L'OTAN doit également demeurer vigilante et ne pas laisser l'UCK "en roue libre", d'une part parce que les Kosovars modérés seront les premiers à en souffrir et d'autre part parce que Rugova sera mis à l'écart.

Par ailleurs, les Serbes risquent d'être victimes de règlements de comptes, alors que tous n'ont pas eu un comportement inadmissible pendant la guerre. Si l'on veut montrer aux Serbes qu'ils n'ont pas que des ennemis, l'enjeu d'une présence serbe au Kosovo est donc essentiel.

Je crois qu'il faut être conscient que si cette guerre a été présentée très souvent comme une guerre du bien contre le mal, elle a pu être perçue différemment dans le monde, non seulement en Yougoslavie, en Russie ou en Chine, mais également en Inde, au Brésil, en Afrique du Sud ou ailleurs. Cette guerre, en dehors du monde musulman et du monde occidental, a plus été vécue comme la guerre des forts contre les faibles que comme la guerre des bons contre les mauvais ou de la justice contre la barbarie, et il faut en tenir compte pour éviter un triomphalisme déplacé, qui pourrait amener quelques désagréments.

Il faut également faire attention, car si le Kosovo devient indépendant -et je vois mal comment il ne le sera pas d'ici quelques temps- il sera difficile, si l'on applique le droit des peuples à disposer d'eux-mêmes aux Kosovars, de ne pas le laisser s'appliquer aux Serbes de Bosnie ou à d'autres entités dans la région.

Bien sûr, on pourra dire que ceci remettrait en cause un édifice fragile, mais c'est déjà fait, et le problème de la prolifération étatique et du droit des peuples à disposer d'eux-mêmes est un problème qui risque de se poser encore longtemps. Pour éviter les débordements, il faut penser que notre présence militaire dans la région durera assez longtemps, de même qu'il a fallu une présence américaine en Europe très longtemps après 1945.

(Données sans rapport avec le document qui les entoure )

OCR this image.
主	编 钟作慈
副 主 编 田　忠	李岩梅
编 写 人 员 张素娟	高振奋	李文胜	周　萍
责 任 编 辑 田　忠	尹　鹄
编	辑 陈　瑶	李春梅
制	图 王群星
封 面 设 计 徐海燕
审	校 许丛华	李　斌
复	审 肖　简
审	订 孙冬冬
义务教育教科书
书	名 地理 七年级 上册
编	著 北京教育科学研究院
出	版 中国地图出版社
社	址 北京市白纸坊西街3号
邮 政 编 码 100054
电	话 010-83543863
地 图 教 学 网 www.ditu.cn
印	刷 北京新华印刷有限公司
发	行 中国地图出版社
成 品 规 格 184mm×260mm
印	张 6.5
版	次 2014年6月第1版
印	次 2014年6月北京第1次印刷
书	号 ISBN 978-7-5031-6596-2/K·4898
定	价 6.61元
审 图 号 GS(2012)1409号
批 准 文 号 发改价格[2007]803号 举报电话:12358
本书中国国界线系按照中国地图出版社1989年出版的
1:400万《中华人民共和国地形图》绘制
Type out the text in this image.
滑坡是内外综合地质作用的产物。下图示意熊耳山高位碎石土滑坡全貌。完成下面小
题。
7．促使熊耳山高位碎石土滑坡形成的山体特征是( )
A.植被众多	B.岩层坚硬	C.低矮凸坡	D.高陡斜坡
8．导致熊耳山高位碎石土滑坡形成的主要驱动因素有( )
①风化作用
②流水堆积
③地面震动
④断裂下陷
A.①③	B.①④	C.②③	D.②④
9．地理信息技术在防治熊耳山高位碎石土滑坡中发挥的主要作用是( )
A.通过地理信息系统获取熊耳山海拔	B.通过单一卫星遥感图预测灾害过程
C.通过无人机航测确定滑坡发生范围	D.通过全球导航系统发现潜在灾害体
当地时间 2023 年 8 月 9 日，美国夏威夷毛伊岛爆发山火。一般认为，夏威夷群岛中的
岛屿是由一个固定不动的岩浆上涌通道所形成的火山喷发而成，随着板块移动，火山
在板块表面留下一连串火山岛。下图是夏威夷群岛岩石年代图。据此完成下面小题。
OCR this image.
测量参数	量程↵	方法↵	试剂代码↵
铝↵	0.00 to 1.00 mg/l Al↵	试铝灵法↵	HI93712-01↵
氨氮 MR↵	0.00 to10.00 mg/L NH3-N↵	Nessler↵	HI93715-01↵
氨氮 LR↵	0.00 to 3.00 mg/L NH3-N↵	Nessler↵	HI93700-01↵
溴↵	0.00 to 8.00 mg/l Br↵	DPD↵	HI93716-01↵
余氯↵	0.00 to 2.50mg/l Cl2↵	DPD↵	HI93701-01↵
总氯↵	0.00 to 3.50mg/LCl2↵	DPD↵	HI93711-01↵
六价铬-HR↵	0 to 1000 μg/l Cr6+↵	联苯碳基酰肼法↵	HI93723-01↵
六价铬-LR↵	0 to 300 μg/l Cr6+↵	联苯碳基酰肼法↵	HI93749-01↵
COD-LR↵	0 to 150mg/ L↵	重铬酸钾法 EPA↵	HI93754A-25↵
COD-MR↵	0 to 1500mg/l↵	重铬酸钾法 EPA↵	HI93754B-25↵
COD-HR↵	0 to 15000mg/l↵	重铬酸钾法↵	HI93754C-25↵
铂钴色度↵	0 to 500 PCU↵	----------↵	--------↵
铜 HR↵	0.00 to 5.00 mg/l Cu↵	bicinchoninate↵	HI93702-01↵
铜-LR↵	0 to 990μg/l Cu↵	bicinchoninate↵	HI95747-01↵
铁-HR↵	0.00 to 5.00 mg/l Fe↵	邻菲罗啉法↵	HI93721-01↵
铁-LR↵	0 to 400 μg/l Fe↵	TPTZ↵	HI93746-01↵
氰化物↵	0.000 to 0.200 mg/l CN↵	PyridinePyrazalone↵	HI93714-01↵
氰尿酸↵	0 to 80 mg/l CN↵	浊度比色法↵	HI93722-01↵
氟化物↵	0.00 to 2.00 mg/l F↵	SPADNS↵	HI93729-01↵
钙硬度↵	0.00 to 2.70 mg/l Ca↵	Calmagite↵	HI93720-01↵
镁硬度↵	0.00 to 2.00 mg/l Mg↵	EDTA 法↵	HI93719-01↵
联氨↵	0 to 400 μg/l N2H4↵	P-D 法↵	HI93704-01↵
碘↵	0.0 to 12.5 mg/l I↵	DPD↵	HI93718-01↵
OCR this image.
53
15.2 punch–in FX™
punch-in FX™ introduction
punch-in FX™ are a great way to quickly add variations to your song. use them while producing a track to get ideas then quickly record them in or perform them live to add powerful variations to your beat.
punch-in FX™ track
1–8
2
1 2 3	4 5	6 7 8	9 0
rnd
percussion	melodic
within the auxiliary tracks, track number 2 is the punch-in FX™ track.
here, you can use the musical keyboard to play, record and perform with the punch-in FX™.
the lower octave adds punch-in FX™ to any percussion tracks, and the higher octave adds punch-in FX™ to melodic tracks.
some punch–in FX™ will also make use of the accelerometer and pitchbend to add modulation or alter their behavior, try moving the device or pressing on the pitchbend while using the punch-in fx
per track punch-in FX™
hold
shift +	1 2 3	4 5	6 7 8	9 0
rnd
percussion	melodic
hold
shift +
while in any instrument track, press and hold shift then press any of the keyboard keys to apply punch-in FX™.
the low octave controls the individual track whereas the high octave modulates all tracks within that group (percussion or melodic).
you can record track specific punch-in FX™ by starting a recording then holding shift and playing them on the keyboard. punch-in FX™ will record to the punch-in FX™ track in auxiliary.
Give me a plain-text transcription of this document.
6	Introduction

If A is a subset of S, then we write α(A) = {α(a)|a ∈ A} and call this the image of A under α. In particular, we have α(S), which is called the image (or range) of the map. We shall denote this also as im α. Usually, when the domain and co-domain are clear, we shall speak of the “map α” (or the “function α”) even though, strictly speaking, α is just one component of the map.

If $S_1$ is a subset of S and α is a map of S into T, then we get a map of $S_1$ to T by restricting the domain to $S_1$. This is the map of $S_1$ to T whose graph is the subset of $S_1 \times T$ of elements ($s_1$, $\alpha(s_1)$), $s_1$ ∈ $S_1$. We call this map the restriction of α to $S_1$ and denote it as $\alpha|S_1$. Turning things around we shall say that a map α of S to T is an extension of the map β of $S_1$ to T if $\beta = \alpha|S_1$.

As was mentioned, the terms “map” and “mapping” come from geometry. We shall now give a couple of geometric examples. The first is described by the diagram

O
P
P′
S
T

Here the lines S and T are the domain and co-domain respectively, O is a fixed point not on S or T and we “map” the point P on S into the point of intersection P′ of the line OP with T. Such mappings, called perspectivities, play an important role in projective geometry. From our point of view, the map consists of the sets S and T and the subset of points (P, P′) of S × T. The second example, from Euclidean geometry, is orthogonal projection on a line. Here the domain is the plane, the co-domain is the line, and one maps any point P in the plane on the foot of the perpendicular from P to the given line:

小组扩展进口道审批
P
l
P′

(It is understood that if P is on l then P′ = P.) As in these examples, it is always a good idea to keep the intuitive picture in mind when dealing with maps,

Malheureusement, le départ rapide de cette force internationale risque plus d'annoncer d'autres guerres qu'une réconciliation qui, nécessairement, prendra un certain temps.

S'agit-il d'un modèle de guerre future ou de la dernière guerre du siècle ? Il s'agit certainement d'un modèle de guerre future, qui illustre la difficulté d'utiliser la force à l'extérieur et la nécessité d'obtenir un soutien constant de l'opinion. En Europe, je ne vois pas d'autres façons d'intervenir. Il n'y a pas vraiment d'autres raisons comparables. Avant le début du conflit, il y a eu 2.000 morts au Kosovo. Or, il y en a eu 8.000 en Irlande du Nord, 30.000 au Kurdistan, 100.000 en Tchétchénie, sans qu'il y ait intervention. La répression de l'INTIFADA a fait 1.600 morts sans provoquer trop d'émotions.

Milosevic est bien sûr coupable, mais il est faible avant tout. C'est sa faiblesse qui a justifié l'intervention occidentale, plus que sa culpabilité, culpabilité dont il n'a malheureusement pas le monopole.

Il n'est pas certain que toutes les populations opprimées se voient rapidement aidées dans le futur ; ce serait faire preuve d'un optimisme déplacé que de penser qu'à partir d'aujourd'hui, le droit d'ingérence va s'exercer de façon totale. Il est d'ailleurs très discutable et s'exerce toujours dans un seul sens : il n'y a en effet pas de droit d'ingérence des faibles dans les affaires des forts... C'est un critère extrêmement délicat à mettre en oeuvre, car on ne sait pas qui le détermine. Je ne vois pas de peuple opprimé susceptible de recevoir rapidement une aide équivalente à celle qu'ont reçue les Kosovars.

En fait, c'est la crédibilité de l'OTAN qui était surtout en jeu. Si l'OTAN est intervenue, c'est parce qu'il y a eu les accords de Rambouillet, et également pour solder dix ans de conflit en ex-Yougoslavie. Milosevic a payé un certain nombre de factures qu'il n'avait pas honorées auparavant, et qu'on lui a présentées en bloc, essentiellement pour préserver la crédibilité de l'OTAN, à l'aube de son cinquantième anniversaire. Ce qui était en jeu, c'était plus la crédibilité de l'OTAN que le sort des Kosovars.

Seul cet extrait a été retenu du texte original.